Fitch-Holland a 'sideshow' in Cairns trial

Andrew Fitch-Holland at Southwark Crown Court Getty Images

The case of Andrew Fitch-Holland, the co-accused in the Chris Cairns perjury trial, has been reduced to the status of a "sideshow", according to his lawyer, Jonathan Laidlaw, QC.

Fitch-Holland denies perverting the course of justice, a charge he faces jointly with Cairns, after the pair allegedly attempted to secure a false witness statement from Lou Vincent, the disgraced former New Zealand batsman, in support of Cairns' successful libel action against Lalit Modi in 2012.

In the course of the six-week trial, Fitch-Holland has been characterised by the prosecution as a "star-struck" individual who had fallen so far under Cairns' influence that he was willing to risk his career and reputation as a lawyer.

However, Laidlaw argued that the prosecution had become so focused on securing a verdict against Cairns that they had allowed themselves to be taken in by the testimony of Vincent, a "deeply flawed individual" who "wouldn't recognise the truth if it struck him square in the forehead."

"The prosecution has become rather too Cairns-focused in this case," said Laidlaw. "Have they overlooked that there is a second man on trial here?"

The key evidence in the case against Fitch-Holland and Cairns, who also denies a second count of perjury, lies in a recorded Skype conversation between Fitch-Holland and Vincent, in which the defendant says: "Between you and I, we all know some of what is being said is clearly true".

Vincent, who was plainly uncomfortable in the course of the conversation, at one stage responds: "It's a big ask from me to... in a legal document say something that isn't true.

"Well that's right," Fitch-Holland replies.

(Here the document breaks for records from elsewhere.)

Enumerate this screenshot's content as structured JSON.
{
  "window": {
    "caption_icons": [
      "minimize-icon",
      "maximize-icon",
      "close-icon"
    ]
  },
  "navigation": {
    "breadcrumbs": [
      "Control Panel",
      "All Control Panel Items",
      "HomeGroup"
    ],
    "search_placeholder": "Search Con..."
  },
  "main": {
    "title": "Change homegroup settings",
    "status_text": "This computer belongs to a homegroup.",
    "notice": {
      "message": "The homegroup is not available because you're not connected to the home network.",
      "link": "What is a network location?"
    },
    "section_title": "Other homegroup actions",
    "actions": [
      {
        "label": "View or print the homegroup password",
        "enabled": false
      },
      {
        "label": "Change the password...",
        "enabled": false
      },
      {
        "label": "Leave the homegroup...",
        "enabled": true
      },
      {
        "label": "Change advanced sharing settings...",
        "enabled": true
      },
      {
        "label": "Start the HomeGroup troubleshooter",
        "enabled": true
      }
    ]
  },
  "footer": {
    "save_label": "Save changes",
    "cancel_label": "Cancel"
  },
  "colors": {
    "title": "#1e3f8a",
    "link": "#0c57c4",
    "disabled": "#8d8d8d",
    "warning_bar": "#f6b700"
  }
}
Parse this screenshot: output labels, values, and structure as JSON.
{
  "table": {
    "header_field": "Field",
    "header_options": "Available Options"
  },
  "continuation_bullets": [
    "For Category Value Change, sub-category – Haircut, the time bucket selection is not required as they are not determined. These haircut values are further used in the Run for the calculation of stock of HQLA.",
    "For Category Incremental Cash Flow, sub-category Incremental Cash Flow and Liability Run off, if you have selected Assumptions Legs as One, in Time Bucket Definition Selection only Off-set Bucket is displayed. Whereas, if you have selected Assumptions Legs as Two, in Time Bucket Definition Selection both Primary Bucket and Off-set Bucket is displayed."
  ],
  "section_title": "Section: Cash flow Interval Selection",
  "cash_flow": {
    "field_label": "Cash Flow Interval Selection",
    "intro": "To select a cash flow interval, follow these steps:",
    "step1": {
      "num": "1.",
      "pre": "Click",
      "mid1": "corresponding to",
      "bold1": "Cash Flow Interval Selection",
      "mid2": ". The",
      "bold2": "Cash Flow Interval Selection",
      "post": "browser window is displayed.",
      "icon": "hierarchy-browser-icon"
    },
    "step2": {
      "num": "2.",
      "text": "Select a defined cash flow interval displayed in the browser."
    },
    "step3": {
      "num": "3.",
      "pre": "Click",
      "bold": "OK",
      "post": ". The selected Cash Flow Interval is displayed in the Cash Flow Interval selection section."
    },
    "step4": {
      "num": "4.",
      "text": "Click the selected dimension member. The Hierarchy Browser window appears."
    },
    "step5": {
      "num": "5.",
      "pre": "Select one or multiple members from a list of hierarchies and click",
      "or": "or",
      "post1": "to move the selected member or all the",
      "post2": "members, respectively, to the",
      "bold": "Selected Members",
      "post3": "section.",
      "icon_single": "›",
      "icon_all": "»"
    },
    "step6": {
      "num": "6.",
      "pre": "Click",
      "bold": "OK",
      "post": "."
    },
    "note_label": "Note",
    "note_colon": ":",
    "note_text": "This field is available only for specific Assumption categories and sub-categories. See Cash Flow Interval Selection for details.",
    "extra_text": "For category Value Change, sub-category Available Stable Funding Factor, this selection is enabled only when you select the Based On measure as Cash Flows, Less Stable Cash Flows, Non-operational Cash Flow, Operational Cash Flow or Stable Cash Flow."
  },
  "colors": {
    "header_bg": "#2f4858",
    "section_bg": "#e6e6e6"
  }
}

Laidlaw dismissed the evidence as "the cursory, and unfair selection of six lines or so" and described the predicament of his client as being "the thing of nightmares for a practicing barrister".

"It can't get much worse that to be accused of interfering with a system of justice you plainly respect," Laidlaw said.

Vincent, by contrast, had - in the QC's estimation - "lied and lied and has literally escaped scot free", having avoided either a jail sentence or a fine despite confirming last year that he had taken money to influence matches.

"The word of a man who has committed umpteen criminal offences all over the world for which he has escaped with what? A ban, a life ban in cricket imposed at a time when he'd finished playing the game", Laidlaw said. "If it weren't so serious it would be laughable."

Throughout his testimony, Fitch-Holland maintained his belief that Cairns was innocent of match-fixing. Therefore, his lawyer added, if the jury believe that Cairns is not guilty then, by extension, the same ruling must apply to Fitch-Holland, because he cannot have contrived to cover up a crime that did not exist.

The judge is expected to begin his summing-up of the case on Friday, with the jury likely to retire on Monday to consider its verdict.